Facing runaway inflation and ongoing pandemic-associated costs, it’s unlikely the Government will have the appetite to increase its funding.
Thomas argues there is a real risk the existing fabric of RNZ could be markedly weakened if the two organisations are folded together without deeper consideration of the consequences.
“Reliance on funding from the Government’s annual budget means the new entity must compete for funding with NZ’s health, education, transport and housing needs, as RNZ does,” he said.
“We have seen this results in fluctuating funding as friendly and unfriendly governments come and go. A new entity with a commercial arm (TVNZ) would allow future governments to cut funding and force the radio arm, or part of the radio arm, to become commercial.”
There are also some significant worries on the commercial side of the equation, with NZME chief executive Michael Boggs expressing concern about the impact the merger could have.
“Additional government investment into this new entity can only add to the intense competition and cost pressures that already exist across New Zealand’s commercial media,” Boggs said on Thursday.
“With TVNZ seemingly no longer required to pay a dividend to government, this frees up millions for reinvestment into expanding the new entity’s digital platforms, commercial capabilities and journalistic talent pool – further increasing audience and competition for advertising revenues.”
The fact that these concerns come from such different perspectives is reason enough to question whether this is the right course of action, simply because a group of consultants said it was.
But will the Government listen to these voices or just hurtle ahead?
We’ve seen it ignore advice in this way before. Despite numerous red flags being raised by stakeholders over proposed changes to the Credit Contract and Consumer Finance Act, the Government still went ahead with the legislation.
The result is that we’ve seen first-home buyers locked out of home loans and now a messy process of tweaking the legislation to fix the issues.
The Government needs to ensure the same mistakes aren’t made with a challenge as large as creating a long-term public media strategy.
Does this fix anything?
Fundamental to the merger is the assumption that the current media model is no longer fit for purpose and has fallen behind New Zealanders’ consumption habits.

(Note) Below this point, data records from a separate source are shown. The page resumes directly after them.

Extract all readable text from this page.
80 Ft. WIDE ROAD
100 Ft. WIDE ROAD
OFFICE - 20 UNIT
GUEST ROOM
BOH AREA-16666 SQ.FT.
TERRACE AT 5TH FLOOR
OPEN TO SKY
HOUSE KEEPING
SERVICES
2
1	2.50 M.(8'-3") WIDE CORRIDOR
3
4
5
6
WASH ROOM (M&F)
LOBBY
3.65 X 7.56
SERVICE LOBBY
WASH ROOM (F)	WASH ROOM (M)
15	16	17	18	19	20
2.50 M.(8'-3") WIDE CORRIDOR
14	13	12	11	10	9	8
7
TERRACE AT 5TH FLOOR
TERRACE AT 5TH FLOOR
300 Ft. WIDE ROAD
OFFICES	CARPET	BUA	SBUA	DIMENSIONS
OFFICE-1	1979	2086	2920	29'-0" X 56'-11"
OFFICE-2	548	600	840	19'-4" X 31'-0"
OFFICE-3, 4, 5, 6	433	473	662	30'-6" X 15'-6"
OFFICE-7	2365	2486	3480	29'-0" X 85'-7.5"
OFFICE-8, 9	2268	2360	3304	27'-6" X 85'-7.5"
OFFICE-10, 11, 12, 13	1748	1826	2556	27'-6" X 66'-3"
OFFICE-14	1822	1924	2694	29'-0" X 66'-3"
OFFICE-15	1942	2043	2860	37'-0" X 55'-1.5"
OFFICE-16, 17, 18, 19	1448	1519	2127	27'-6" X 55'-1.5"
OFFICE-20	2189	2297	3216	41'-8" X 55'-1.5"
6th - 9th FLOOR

In his statement to the media, Faafoi noted: “New Zealanders are among some of the most adaptive audiences when it comes to accessing content in different ways; like their phones rather than television and radio, and from internet-based platforms. We must be sure our public media can adapt to those audience changes.”
The fixation with the words “television” and “radio” also show a disconnect from what is happening inside media organisations. While television and radio still remain a big focus (rightly so, given the audiences), both RNZ and TVNZ have made enormous strides towards taking their content to other platforms.
The best example would be TVNZ OnDemand, which has grown rapidly in both audience and revenue.
Speaking to the Herald in late February, former TVNZ chief executive Kevin Kenrick noted growth in digital audiences and revenue continued to outpace the decline in television. He said TVNZ OnDemand currently contributed roughly 16-17 per cent of TVNZ’s overall revenue, and that this share would continue to grow.
That is pretty strong evidence of a business that is managing to find new audiences and revenue amid a period of enormous change in the industry.
RNZ doesn’t have the commercial imperative of TVNZ, but has also found new ways to reach audiences. Breaking news stories published on its website are syndicated across New Zealand media on a daily basis and its podcasts are growing in popularity.
This is not to say the media industry is necessarily in great shape. There certainly are major challenges both here and abroad. But we’ve seen little evidence beyond platitudes about the changing media landscape to suggest merging these public entities will do anything to fix the actual problems plaguing the industry.
Perhaps everything will become clearer when further details are revealed in the coming months.
Until then, the media industry remains at the mercy of Captain Faafoi and the destination he has picked on the map.